Sous le soleil. Grâce à ses ouvertures donnant sur l’extérieur, le salon est inondé de lumière. La bibliothèque noire se charge de jouer les oppositions, ponctuée d’ouvrages aux couvertures pop. Canapé Living Divani ; table basse Charlotte Perriand pour Cassina ; fauteuils Utrecht.

« Le projet s’est mis en place très rapidement puisque les nouveaux acquéreurs nous ont laissé carte blanche en termes d’esthétisme. Ils avaient une approche très artistique du projet, ne voulant surtout pas interférer dans notre processus de création. Ensemble, nous avons validé le plan et choisi les matériaux avant le démarrage du chantier. Dix mois plus tard, voici le résultat », explique Arnaud. « Ce couple de collectionneurs est féru d’art. Il considérait cette rénovation comme notre œuvre, nous avons donc été très libres jusqu’à sa livraison finale, en juillet dernier. Ce projet a été pour nous un superbe terrain de jeu », ajoute Amandine.

À la croisée des lignes. Un graphisme angulaire savamment orchestré dynamise une salle à manger quasi monochrome. Y prend place une table magistrale réalisée sur mesure.
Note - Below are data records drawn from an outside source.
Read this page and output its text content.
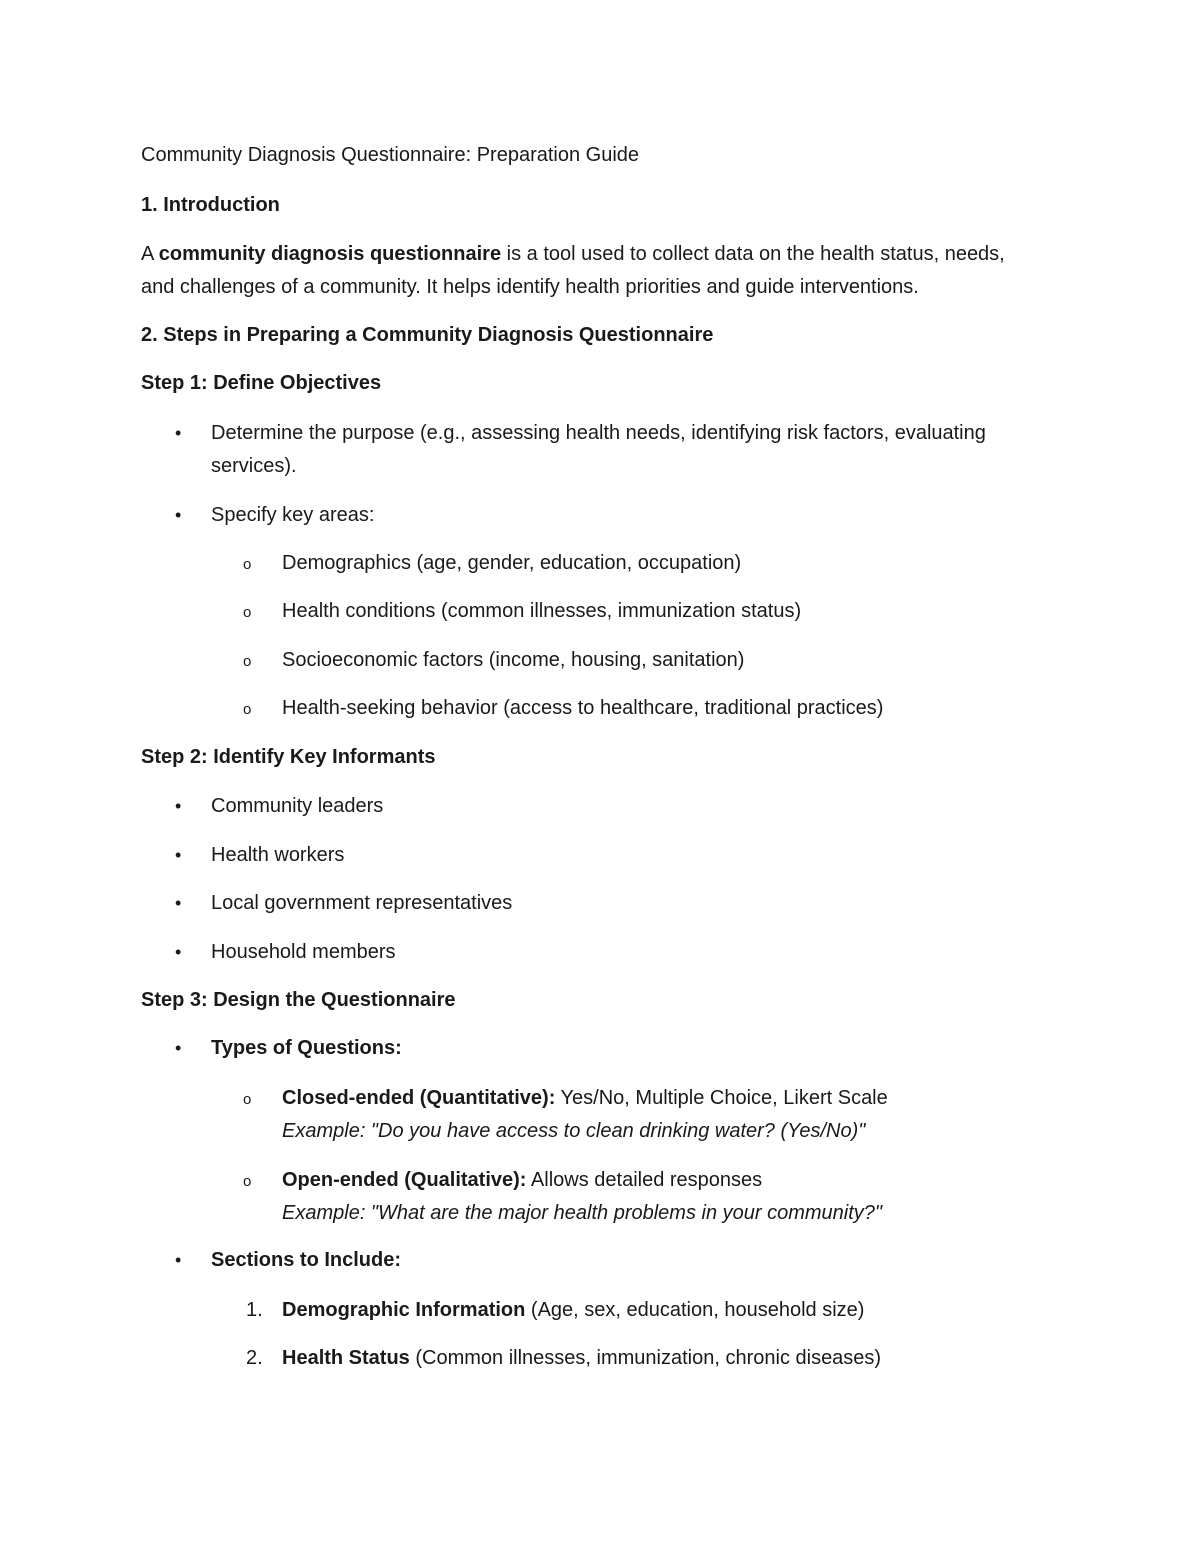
Community Diagnosis Questionnaire: Preparation Guide
1. Introduction
A community diagnosis questionnaire is a tool used to collect data on the health status, needs,
and challenges of a community. It helps identify health priorities and guide interventions.
2. Steps in Preparing a Community Diagnosis Questionnaire
Step 1: Define Objectives
• Determine the purpose (e.g., assessing health needs, identifying risk factors, evaluating
services).
• Specify key areas:
o	Demographics (age, gender, education, occupation)
o	Health conditions (common illnesses, immunization status)
o	Socioeconomic factors (income, housing, sanitation)
o	Health-seeking behavior (access to healthcare, traditional practices)
Step 2: Identify Key Informants
• Community leaders
• Health workers
• Local government representatives
• Household members
Step 3: Design the Questionnaire
• Types of Questions:
o	Closed-ended (Quantitative): Yes/No, Multiple Choice, Likert Scale
Example: "Do you have access to clean drinking water? (Yes/No)"
o	Open-ended (Qualitative): Allows detailed responses
Example: "What are the major health problems in your community?"
• Sections to Include:
1. Demographic Information (Age, sex, education, household size)
2. Health Status (Common illnesses, immunization, chronic diseases)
Chaises Pierre Jeanneret pour Cassina ; suspensions Vibia.

Le cahier des charges ne compte alors que très peu de pages, et les attentes du couple sont rares, à un détail près : ils souhaitent qu’y règne cette convivialité typique des propriétés familiales avec un espace de vie totalement décloisonné, une cuisine ouverte fonctionnelle, une grande suite parentale et des chambres pour recevoir leurs proches.

Harmonie visuelle. L’enchaînement des trois espaces distincts se fait en douceur, les teintes et matériaux communs jouant les fils conducteurs.

Par ailleurs, ils ne veulent surtout pas de blanc, bien trop froid et impersonnel. Amandine et Arnaud décident alors d’abattre plusieurs murs porteurs pour obtenir un grand rectangle vide au rez-de-chaussée et à l’étage, comme deux pages vierges qu’ils ne tarderont pas à noircir.

Bains Douches privés. Baignoire et cabine de douche sont séparées par une cloison ajourée permettant de ne pas scinder l’espace. Deux miroirs, presque en lévitation, allègent l’ensemble. Carrelage marbré Florim Ceramiche ; mosaïque noire Mutina ; baignoire Patricia Urquiola pour Agape Design ; appliques DCW Editions.

« L’effet graphique, contrasté et très élégant du marbre et du bois foncé nous plaisait. La maison possédait déjà beaucoup de bois, notamment grâce aux poutres d’origine que nous avons fait sabler pour les conserver. Les marier à d’autres bois clairs aurait été compliqué. Nous avons donc opté pour des essences sombres », confie Arnaud.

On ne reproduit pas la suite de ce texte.